La cuenta atrás había empezado.
XII
– Dos pares de pantalones
– tres camisas
– ropa interior
– calcetines
– una toalla
– un peine
– un taco de jabón
– cuchillas de afeitar
– paños higiénicos
– el cuaderno robo
– un mapa
– esparadrapo
– aspirinas…
Se le olvidaba algo y no sabía qué era. Gerda se paró un momento pensativa con un dedo apoyado en la frente delante de la bolsa del viaje abierta encima de la cama y al momento chasqueó los dedos. Claro. Un diccionario bilingüe de español.
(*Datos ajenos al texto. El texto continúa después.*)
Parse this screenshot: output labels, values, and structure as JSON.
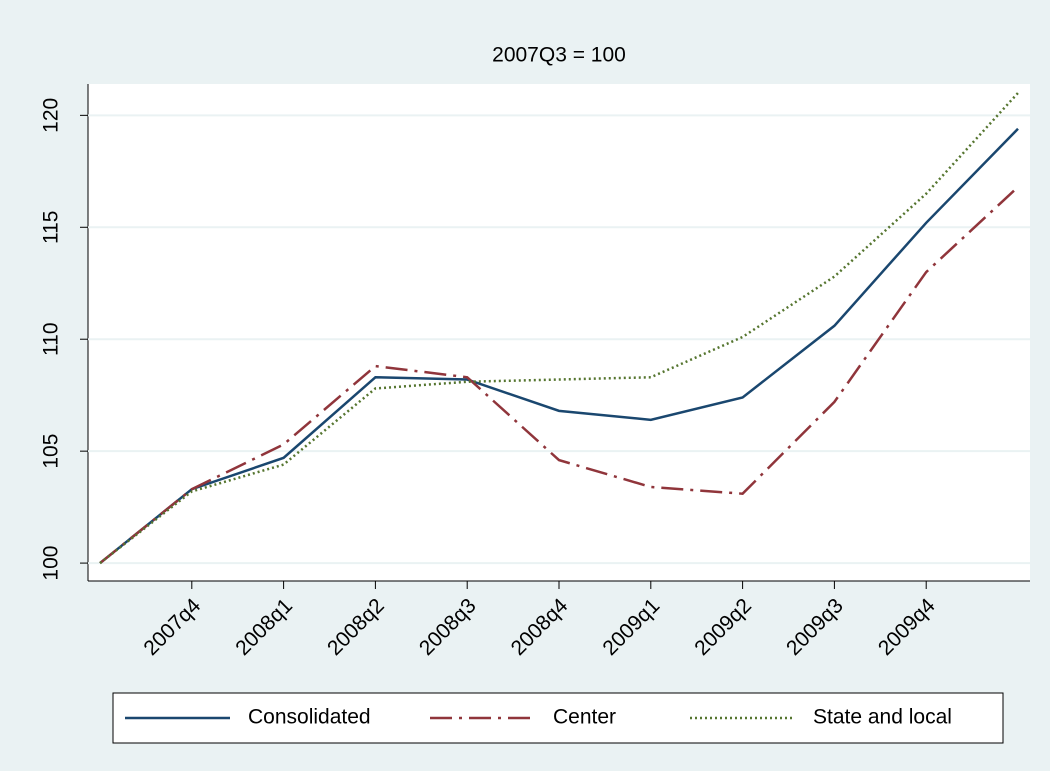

España se había convertido en el ojo abierto del gran torbellino del mundo. No se hablaba de otra cosa. Hasta los surrealistas más alejados de la política abrazaron la causa republicana, reuniéndose en casa de uno o de otro, en corros improvisados donde hervían las noticias cada vez más contradictorias y alarmantes. Sublevación militar en Canarias y Baleares. Resistencia en Asturias. Un tal Queipo de Llano alzado en Sevilla, matanzas y paseos en Navarra y Valladolid… La escenografía que cada cual se representaba en la mente recordaba demasiado a las pinturas negras de Goya. Rojo de fuego y betún de infierno. Por eso, cuando más tarde empezaron los bombardeos sistemáticos de Madrid, cada obús retumbó también en los cimientos de París como un aviso de los cataclismos que aún estaban por llegar a Europa. Las calles eran un puro hervidero. Todos acudían a La Coupole y al Café de Flore con el anhelo de saber algo más de lo que podía leerse en los diarios. Una información de última hora, un testimonio de buena tinta, cualquier novedad… Mientras los gobiernos de Europa dejaban a la joven República española a los pies de los caballos, un gigantesco ejército de hombres y mujeres, salió a defenderla por su cuenta y riesgo.